Pour ne l'avoir jamais expérimenté par manque
de curiosité, l'homme ignore tout de ce qu'il aurait
pu tirer, par exemple, d'un aspirateur et d'une machine à
coudre réunis dans une fonction hybride... La nature,
par contre, nous a déjà enseigné tout
ce que nous pouvions raisonnablement attendre des combinaisons
possibles d'accouplement entre l'âne et le cheval. Pour
simplifier notre explication, et résumer à l'extrême,
nous dirons : nous avons voulu, pour notre part, savoir ce
qui résulterait du mariage d'un téléviseur
et d'un poste de radio ! Cette expérience s'ajoute
à la liste, et la complète, de toutes celles
que nous avons réalisées par le passé
mêlant l'art et divers médias (presse, radio,
TV, vidéo, téléphone, etc.). Sa préparation
m'aura confirmé, une fois de plus, combien il est difficile
de convaincre les "détenteurs des médias" de
s'engager dans des actions de recherche qui impliquent leur
propre support de communication. Dans leur réticence
à le faire, on décèle à la fois
de la prudence, de la méfiance par rapport à
des initiatives dont ils saisissent mal le bénéfice
à retirer, de l'indifférence pure et simple
! Cette préparation nous a donné également
l'occasion de constater des revirements brutaux. Ce qui fut
le cas de France-Inter en la personne de son représentant
Jacques Pradel qui , du jour au lendemain, après huit
mois de travail commun décida unilatéralement
d'annuler le projet, sans prendre la peine de nous fournir
la moindre explication. Sans doute lui avait-il fallu ce temps
de mâturation pour prendre conscience, subitement, que
ce type de projet et ses implications critiques ne cadrait
pas avec le ton lénifiant dans lequel baigne ses émissions...
UN
EXTRAORDINAIRE INSTRUMENT D'ANALYSE
"APPRENEZ
A REGARDER VOTRE TELEVISION AVEC VOTRE RADIO".
Le
titre générique de notre action est très
explicite en lui-même sur nos intentions. La proposition
est claire : elle consiste à inviter les auditeurs
de dix radios libres, réunies, à allumer leurs
télés et, ce faisant, à n'en continuer
pas moins à rester attentif au commentaire produit
par la radio. Commentaire s'exerçant sur les images,
au fur et à mesure de leur apparition sur l'écran.
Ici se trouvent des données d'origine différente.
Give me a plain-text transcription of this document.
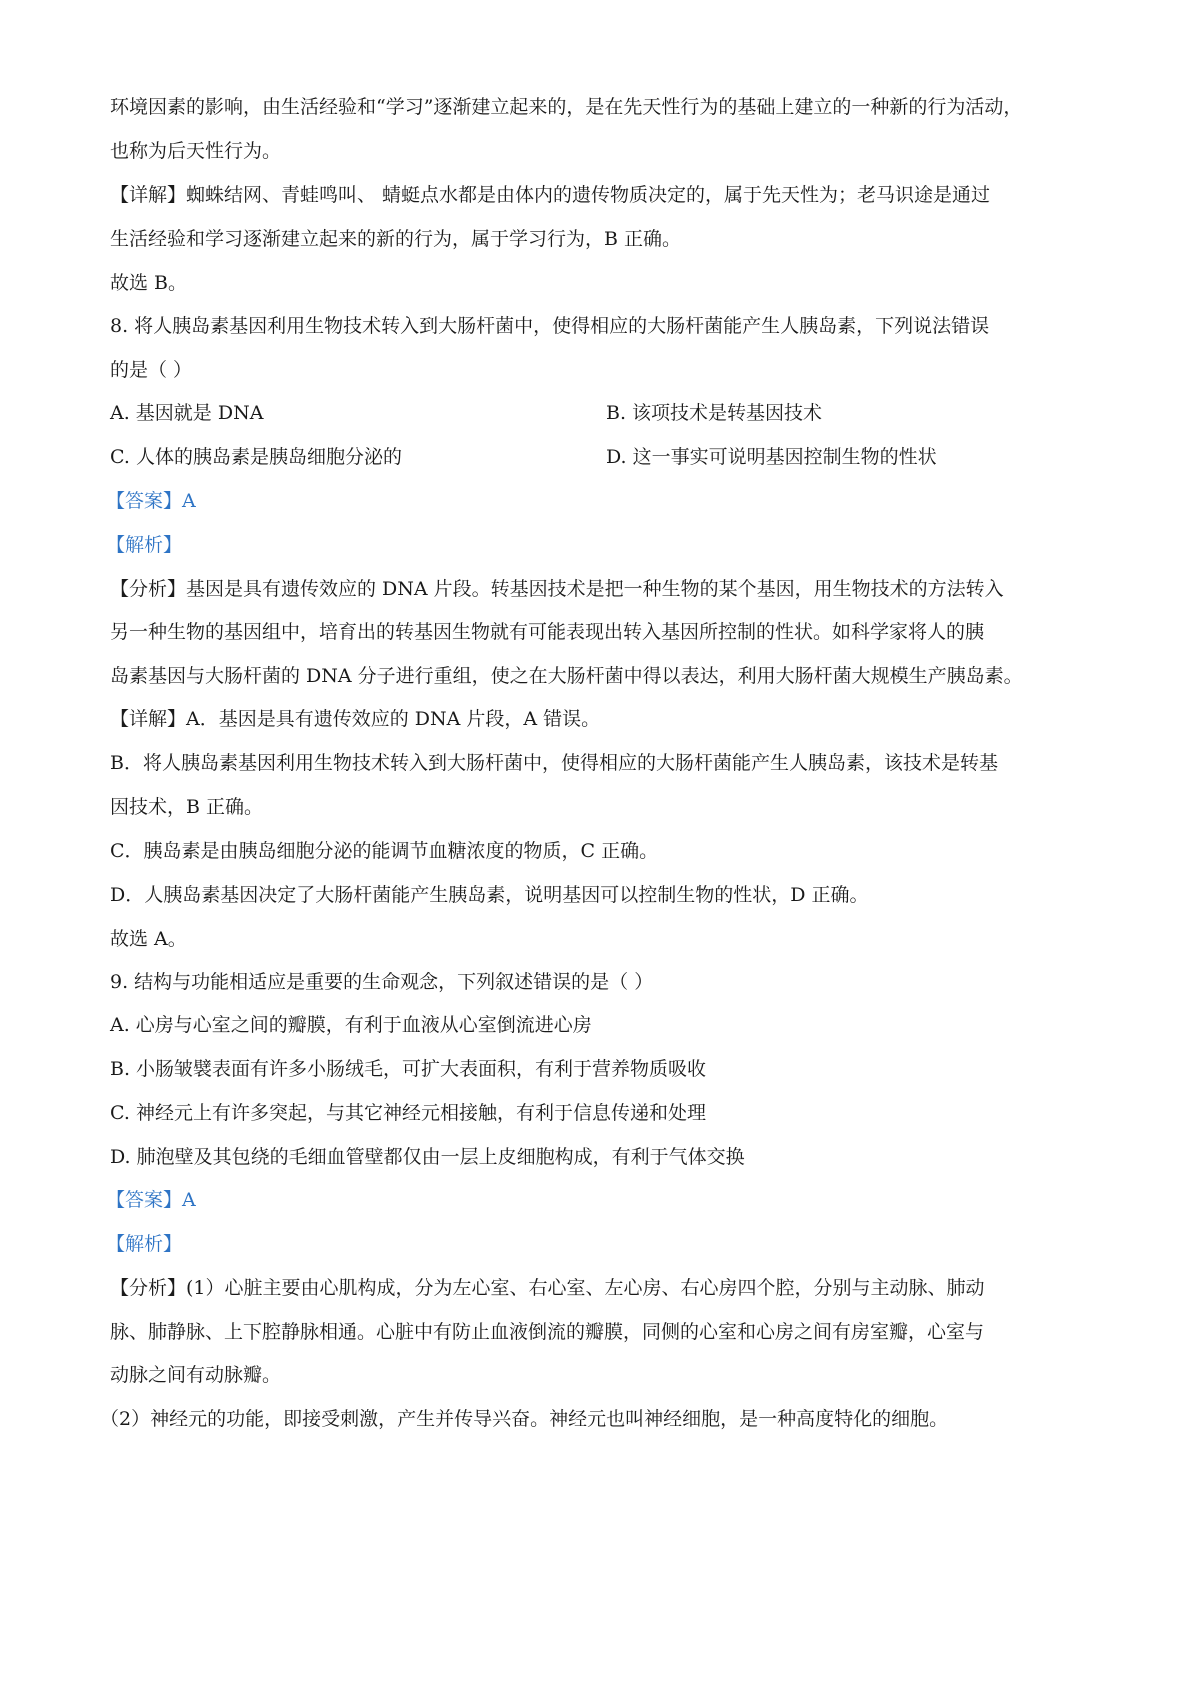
环境因素的影响，由生活经验和“学习”逐渐建立起来的，是在先天性行为的基础上建立的一种新的行为活动，
也称为后天性行为。
【详解】蜘蛛结网、青蛙鸣叫、 蜻蜓点水都是由体内的遗传物质决定的，属于先天性为；老马识途是通过
生活经验和学习逐渐建立起来的新的行为，属于学习行为，B 正确。
故选 B。
8. 将人胰岛素基因利用生物技术转入到大肠杆菌中，使得相应的大肠杆菌能产生人胰岛素，下列说法错误
的是（ ）
A. 基因就是 DNA	B. 该项技术是转基因技术
C. 人体的胰岛素是胰岛细胞分泌的	D. 这一事实可说明基因控制生物的性状
【答案】A
【解析】
【分析】基因是具有遗传效应的 DNA 片段。转基因技术是把一种生物的某个基因，用生物技术的方法转入
另一种生物的基因组中，培育出的转基因生物就有可能表现出转入基因所控制的性状。如科学家将人的胰
岛素基因与大肠杆菌的 DNA 分子进行重组，使之在大肠杆菌中得以表达，利用大肠杆菌大规模生产胰岛素。
【详解】A．基因是具有遗传效应的 DNA 片段，A 错误。
B．将人胰岛素基因利用生物技术转入到大肠杆菌中，使得相应的大肠杆菌能产生人胰岛素，该技术是转基
因技术，B 正确。
C．胰岛素是由胰岛细胞分泌的能调节血糖浓度的物质，C 正确。
D．人胰岛素基因决定了大肠杆菌能产生胰岛素，说明基因可以控制生物的性状，D 正确。
故选 A。
9. 结构与功能相适应是重要的生命观念，下列叙述错误的是（ ）
A. 心房与心室之间的瓣膜，有利于血液从心室倒流进心房
B. 小肠皱襞表面有许多小肠绒毛，可扩大表面积，有利于营养物质吸收
C. 神经元上有许多突起，与其它神经元相接触，有利于信息传递和处理
D. 肺泡壁及其包绕的毛细血管壁都仅由一层上皮细胞构成，有利于气体交换
【答案】A
【解析】
【分析】(1）心脏主要由心肌构成，分为左心室、右心室、左心房、右心房四个腔，分别与主动脉、肺动
脉、肺静脉、上下腔静脉相通。心脏中有防止血液倒流的瓣膜，同侧的心室和心房之间有房室瓣，心室与
动脉之间有动脉瓣。
（2）神经元的功能，即接受刺激，产生并传导兴奋。神经元也叫神经细胞，是一种高度特化的细胞。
Cette idée m'a été inspirée par
la pratique de certains téléspectateurs qui
lors de la retransmission d'un match de football empruntent
les images à la TV et le son à la radio... En
élargissant cette pratique à d'autres types
d'émission, il est aisé de saisir immédiatement
dans la mise en oeuvre d'un tel système comment la
radio en alimentant un commentaire critique peut devenir,
en temps réel, un extraordinaire instrument d'analyse
du médium télévisuel en cours de fonctionnement
: Une leçon de choses s'appliquant à nous révéler
la signification, à chaud, des "objets-imaginaires".
C'est ce que nous avons tenté de faire avec Pierre
Moeglin au cours d'une émission, créée
pour la circonstance, se déroulant sans interruption
de 19 à 22 heures à partir d'un car-studio installé
sur le terre-plein du Grand Palais à l'occasion de
l'inauguration de la Foire Internationale d'Art Contemporain.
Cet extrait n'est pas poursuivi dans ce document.